Have a listen http://www.oregonmetro.gov/index.cfm/go/by.web/id=31963
It's almost as if they forgot they were being recorded. Adams, Burkholder, Collette & Lininger were especially disparaging.
Despite their starting the MLR bridge, Milwaukie Light Rail is a major concern.
Worries over the fed share being reduced, overall funding crisis, shifting priorities, and the local match at risk
have TriMet et al sweating bullets.
Causing Clackamas County to default on the inter-governmental agreement to hand over $25 million for Milwaukie Light Rail will be a severe blow to the weak and near panicked "stakeholders."
The Clackamas County Urban Renewal Initiative Petition is nearing it's Aug. 6th deadline for the November ballot.
The push to make certain the vote is on the Nov. ballot could use some help.
Chief Petitioners, John Williams (former mayor of Oregon City) & John Van Huizen (Clackamas County deputy ret.)
Volunteer contacts:
Thelma Haggenmiller Thelma.haggenmiller@msn.com
503/659-5590 (Leave message if you should get my Voice Mail)
Sue Hewson sueh92@live.com Cell: 503-703-1979
Tom & Linda Eskridge 971-404-9158 (Tom) tde@molalla.net
503-349-1551 (Linda) db@molalla.net
Donate:
The Professional Firefighters of Clackamas County, IAFF Local 1159, supports this petition and has contributed some funding to help make sure the signature gathering is successful.
Your donation will help.
Please print this and send with check, today!
http://voteonurbanrenewal.com/wp-content/uploads/2010/12/clackUR.half_page_donor_form.pdf
Thank You
Posted by Petition | July 20, 2011 9:35 AM
Do any readers know if this applies to post-employment health care benefits as well as pensions (can't think why there would be different treatment, but it wouldn't be the first time the accounting profession had me scratching my head)?
Posted by Newleaf | July 20, 2011 10:30 AM
Yes it applies to all unfunded fringe benefits.

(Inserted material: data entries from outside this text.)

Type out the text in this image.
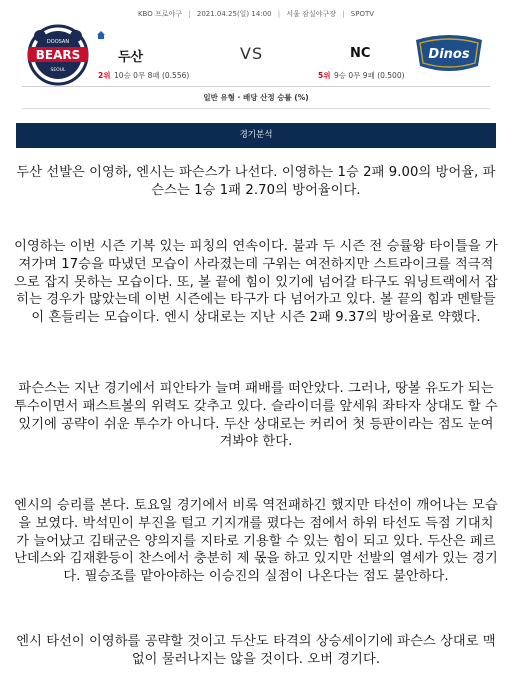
KBO 프로야구 | 2021.04.25(일) 14:00 | 서울 잠실야구장 | SPOTV
DOOSAN
BEARS
SEOUL
두산	VS	NC
2위 10승 0무 8패 (0.556)	5위 9승 0무 9패 (0.500)
Dinos
일반 유형 · 배당 산정 승률 (%)
경기분석
두산 선발은 이영하, 엔시는 파슨스가 나선다. 이영하는 1승 2패 9.00의 방어율, 파슨스는 1승 1패 2.70의 방어율이다.
이영하는 이번 시즌 기복 있는 피칭의 연속이다. 불과 두 시즌 전 승률왕 타이틀을 가져가며 17승을 따냈던 모습이 사라졌는데 구위는 여전하지만 스트라이크를 적극적으로 잡지 못하는 모습이다. 또, 볼 끝에 힘이 있기에 넘어갈 타구도 워닝트랙에서 잡히는 경우가 많았는데 이번 시즌에는 타구가 다 넘어가고 있다. 볼 끝의 힘과 멘탈들이 흔들리는 모습이다. 엔시 상대로는 지난 시즌 2패 9.37의 방어율로 약했다.
파슨스는 지난 경기에서 피안타가 늘며 패배를 떠안았다. 그러나, 땅볼 유도가 되는 투수이면서 패스트볼의 위력도 갖추고 있다. 슬라이더를 앞세워 좌타자 상대도 할 수 있기에 공략이 쉬운 투수가 아니다. 두산 상대로는 커리어 첫 등판이라는 점도 눈여겨봐야 한다.
엔시의 승리를 본다. 토요일 경기에서 비록 역전패하긴 했지만 타선이 깨어나는 모습을 보였다. 박석민이 부진을 털고 기지개를 폈다는 점에서 하위 타선도 득점 기대치가 늘어났고 김태군은 양의지를 지타로 기용할 수 있는 힘이 되고 있다. 두산은 페르난데스와 김재환등이 찬스에서 충분히 제 몫을 하고 있지만 선발의 열세가 있는 경기다. 필승조를 맡아야하는 이승진의 실점이 나온다는 점도 불안하다.
엔시 타선이 이영하를 공략할 것이고 두산도 타격의 상승세이기에 파슨스 상대로 맥없이 물러나지는 않을 것이다. 오버 경기다.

Including TriMet's entirely unfunded $1 billion in "Other Post Employment Benefits" = full health care for retirees & spouses.
Posted by Ben | July 20, 2011 10:58 AM
For over a decade the light of day has done nothing but encourage plants.

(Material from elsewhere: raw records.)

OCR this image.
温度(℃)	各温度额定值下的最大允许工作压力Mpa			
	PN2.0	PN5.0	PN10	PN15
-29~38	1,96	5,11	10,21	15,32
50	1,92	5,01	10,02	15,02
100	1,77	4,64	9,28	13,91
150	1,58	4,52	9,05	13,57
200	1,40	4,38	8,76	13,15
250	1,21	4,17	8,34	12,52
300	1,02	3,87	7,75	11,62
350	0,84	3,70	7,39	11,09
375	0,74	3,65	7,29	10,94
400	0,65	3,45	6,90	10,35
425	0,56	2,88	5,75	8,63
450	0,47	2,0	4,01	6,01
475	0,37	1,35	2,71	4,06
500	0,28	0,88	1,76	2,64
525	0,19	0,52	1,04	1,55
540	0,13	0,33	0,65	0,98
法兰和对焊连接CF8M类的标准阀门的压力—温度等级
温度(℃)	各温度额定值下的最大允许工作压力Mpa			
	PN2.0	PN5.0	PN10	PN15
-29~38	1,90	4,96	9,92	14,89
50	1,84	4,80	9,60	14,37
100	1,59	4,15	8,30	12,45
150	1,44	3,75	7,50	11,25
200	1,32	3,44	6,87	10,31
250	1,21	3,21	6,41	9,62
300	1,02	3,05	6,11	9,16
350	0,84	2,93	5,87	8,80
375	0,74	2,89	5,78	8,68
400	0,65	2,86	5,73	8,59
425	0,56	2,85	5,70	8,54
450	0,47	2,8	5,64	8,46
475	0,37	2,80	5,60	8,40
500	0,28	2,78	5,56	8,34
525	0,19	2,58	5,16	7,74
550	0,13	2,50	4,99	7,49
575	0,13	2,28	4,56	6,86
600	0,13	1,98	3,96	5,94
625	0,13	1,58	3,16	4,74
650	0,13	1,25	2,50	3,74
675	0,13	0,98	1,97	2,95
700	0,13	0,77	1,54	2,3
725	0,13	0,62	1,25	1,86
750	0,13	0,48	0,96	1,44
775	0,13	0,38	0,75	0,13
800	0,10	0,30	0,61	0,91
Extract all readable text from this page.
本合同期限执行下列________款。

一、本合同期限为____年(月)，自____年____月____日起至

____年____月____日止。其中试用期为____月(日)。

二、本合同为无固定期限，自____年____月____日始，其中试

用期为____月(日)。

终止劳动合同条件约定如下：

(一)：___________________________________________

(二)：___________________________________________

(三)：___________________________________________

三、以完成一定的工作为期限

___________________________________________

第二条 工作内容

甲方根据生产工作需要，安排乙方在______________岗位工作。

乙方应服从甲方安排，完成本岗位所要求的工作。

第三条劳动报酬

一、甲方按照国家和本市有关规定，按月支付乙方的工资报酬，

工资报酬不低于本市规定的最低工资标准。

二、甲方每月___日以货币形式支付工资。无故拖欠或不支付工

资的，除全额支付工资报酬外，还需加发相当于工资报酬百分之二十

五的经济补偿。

Posted by LL | July 20, 2011 11:22 AM
What? You mean I can't hide my unfunded expenses when I go get a loan?
Damn! What's become of this world, when you have to tell the truth and put your cards on the table?

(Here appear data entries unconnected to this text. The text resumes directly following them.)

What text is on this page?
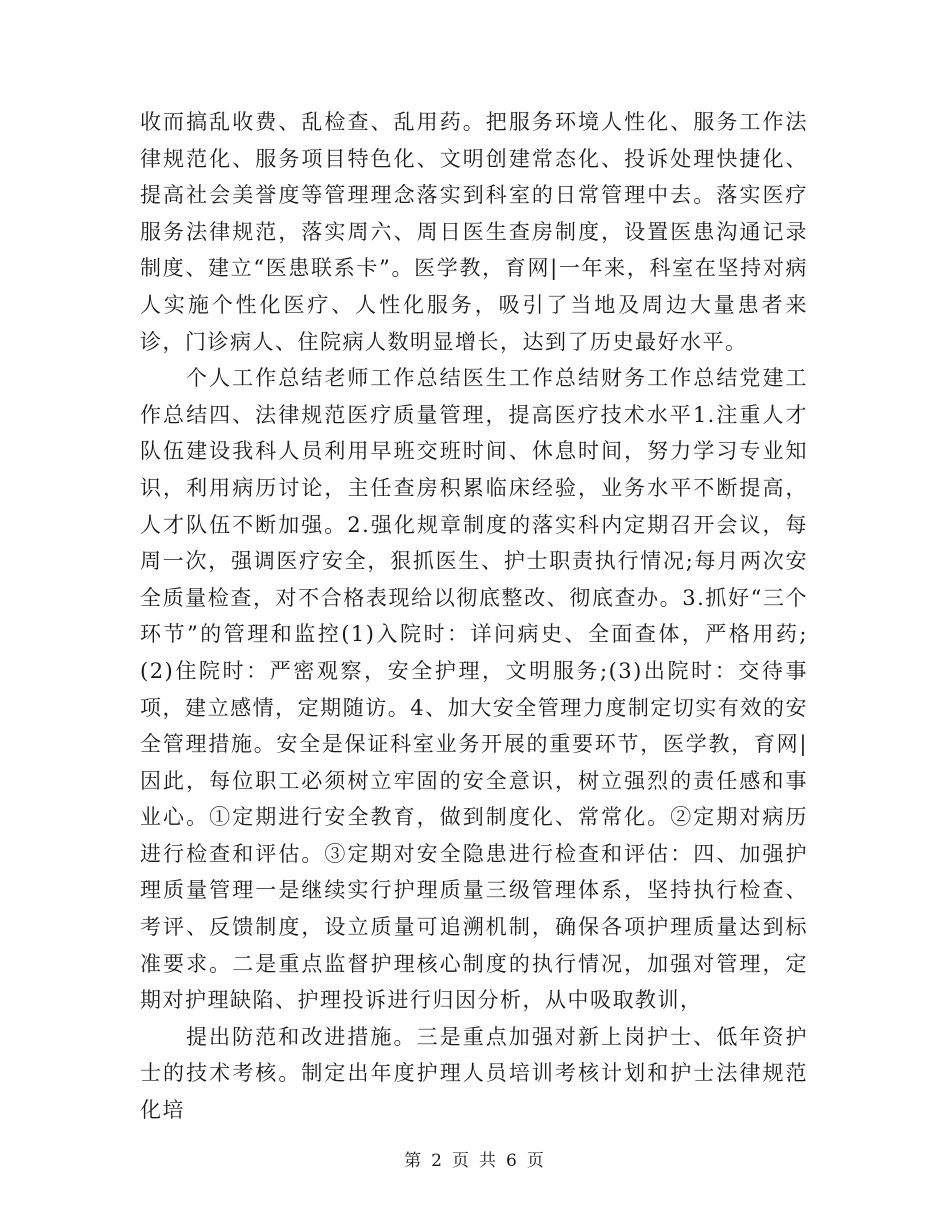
收而搞乱收费、乱检查、乱用药。把服务环境人性化、服务工作法律规范化、服务项目特色化、文明创建常态化、投诉处理快捷化、提高社会美誉度等管理理念落实到科室的日常管理中去。落实医疗服务法律规范，落实周六、周日医生查房制度，设置医患沟通记录制度、建立“医患联系卡”。医学教，育网|一年来，科室在坚持对病人实施个性化医疗、人性化服务，吸引了当地及周边大量患者来诊，门诊病人、住院病人数明显增长，达到了历史最好水平。

个人工作总结老师工作总结医生工作总结财务工作总结党建工作总结四、法律规范医疗质量管理，提高医疗技术水平1.注重人才队伍建设我科人员利用早班交班时间、休息时间，努力学习专业知识，利用病历讨论，主任查房积累临床经验，业务水平不断提高，人才队伍不断加强。2.强化规章制度的落实科内定期召开会议，每周一次，强调医疗安全，狠抓医生、护士职责执行情况;每月两次安全质量检查，对不合格表现给以彻底整改、彻底查办。3.抓好“三个环节”的管理和监控(1)入院时：详问病史、全面查体，严格用药;(2)住院时：严密观察，安全护理，文明服务;(3)出院时：交待事项，建立感情，定期随访。4、加大安全管理力度制定切实有效的安全管理措施。安全是保证科室业务开展的重要环节，医学教，育网|因此，每位职工必须树立牢固的安全意识，树立强烈的责任感和事业心。①定期进行安全教育，做到制度化、常常化。②定期对病历进行检查和评估。③定期对安全隐患进行检查和评估：四、加强护理质量管理一是继续实行护理质量三级管理体系，坚持执行检查、考评、反馈制度，设立质量可追溯机制，确保各项护理质量达到标准要求。二是重点监督护理核心制度的执行情况，加强对管理，定期对护理缺陷、护理投诉进行归因分析，从中吸取教训，

提出防范和改进措施。三是重点加强对新上岗护士、低年资护士的技术考核。制定出年度护理人员培训考核计划和护士法律规范化培

第 2 页 共 6 页
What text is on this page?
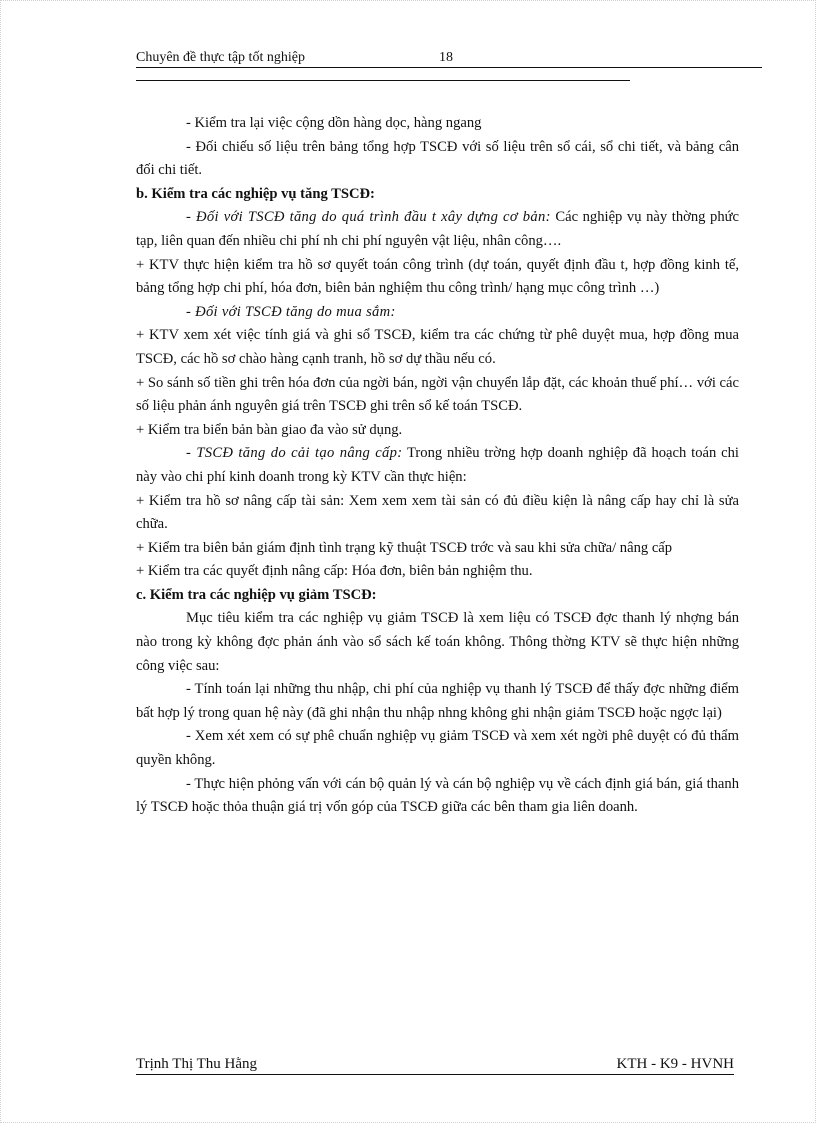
Chuyên đề thực tập tốt nghiệp	18

- Kiểm tra lại việc cộng dồn hàng dọc, hàng ngang

- Đối chiếu số liệu trên bảng tổng hợp TSCĐ với số liệu trên sổ cái, sổ chi tiết, và bảng cân đối chi tiết.

b. Kiểm tra các nghiệp vụ tăng TSCĐ:

- Đối với TSCĐ tăng do quá trình đầu t xây dựng cơ bản: Các nghiệp vụ này thờng phức tạp, liên quan đến nhiều chi phí nh chi phí nguyên vật liệu, nhân công….

+ KTV thực hiện kiểm tra hồ sơ quyết toán công trình (dự toán, quyết định đầu t, hợp đồng kinh tế, bảng tổng hợp chi phí, hóa đơn, biên bản nghiệm thu công trình/ hạng mục công trình …)

- Đối với TSCĐ tăng do mua sắm:

+ KTV xem xét việc tính giá và ghi sổ TSCĐ, kiểm tra các chứng từ phê duyệt mua, hợp đồng mua TSCĐ, các hồ sơ chào hàng cạnh tranh, hồ sơ dự thầu nếu có.

+ So sánh số tiền ghi trên hóa đơn của ngời bán, ngời vận chuyển lắp đặt, các khoản thuế phí… với các số liệu phản ánh nguyên giá trên TSCĐ ghi trên sổ kế toán TSCĐ.

+ Kiểm tra biển bản bàn giao đa vào sử dụng.

- TSCĐ tăng do cải tạo nâng cấp: Trong nhiều trờng hợp doanh nghiệp đã hoạch toán chi này vào chi phí kinh doanh trong kỳ KTV cần thực hiện:

+ Kiểm tra hồ sơ nâng cấp tài sản: Xem xem xem tài sản có đủ điều kiện là nâng cấp hay chỉ là sửa chữa.

+ Kiểm tra biên bản giám định tình trạng kỹ thuật TSCĐ trớc và sau khi sửa chữa/ nâng cấp

+ Kiểm tra các quyết định nâng cấp: Hóa đơn, biên bản nghiệm thu.

c. Kiểm tra các nghiệp vụ giảm TSCĐ:

Mục tiêu kiểm tra các nghiệp vụ giảm TSCĐ là xem liệu có TSCĐ đợc thanh lý nhợng bán nào trong kỳ không đợc phản ánh vào sổ sách kế toán không. Thông thờng KTV sẽ thực hiện những công việc sau:

- Tính toán lại những thu nhập, chi phí của nghiệp vụ thanh lý TSCĐ để thấy đợc những điểm bất hợp lý trong quan hệ này (đã ghi nhận thu nhập nhng không ghi nhận giảm TSCĐ hoặc ngợc lại)

- Xem xét xem có sự phê chuẩn nghiệp vụ giảm TSCĐ và xem xét ngời phê duyệt có đủ thẩm quyền không.

- Thực hiện phỏng vấn với cán bộ quản lý và cán bộ nghiệp vụ về cách định giá bán, giá thanh lý TSCĐ hoặc thỏa thuận giá trị vốn góp của TSCĐ giữa các bên tham gia liên doanh.

Trịnh Thị Thu Hằng	KTH - K9 - HVNH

Posted by Ralph Woods | July 20, 2011 11:25 AM
Thanks Ben.
Posted by Newleaf | July 20, 2011 2:05 PM
Newleaf
No, this accounting change only applies to pensions. Other Post Employment Benefits have separate accounting rules.
Check out my article on OPEB if you have more interest. http://oregoncapitolnews.com/blog/2011/04/06/retiree-health-care-liabilities-top-3-billion-in-oregon/
Thanks,
Jacob Szeto
Posted by Jacob Szeto | July 20, 2011 3:15 PM
Oh, well then TriMet has around $400 million in unfunded pension liability that it will apply to?
Posted by Ben | July 20, 2011 3:33 PM
There's a pony in there somewhere.
Posted by David E Gilmore | July 20, 2011 3:44 PM
Ben,
Almost, I reported only the union pension plan which has unfunded liabilities of $236 million. There is an additional management pension plan with unfunded liabilities of $31 million. So all together TriMet has unfunded pension liabilities of about $267 million.
The tricky part is the new discount rate. If the proposed accounting changes are adopted TriMet will likely have to apply a much lower discount rate to a portion of its liabilities. This will result in larger liabilities and subsequently larger unfunded liabilities.
TriMet's OPEB unfunded liability is about $816 million, the largest by almost any measure in the state of Oregon according to my study. Literally off the charts.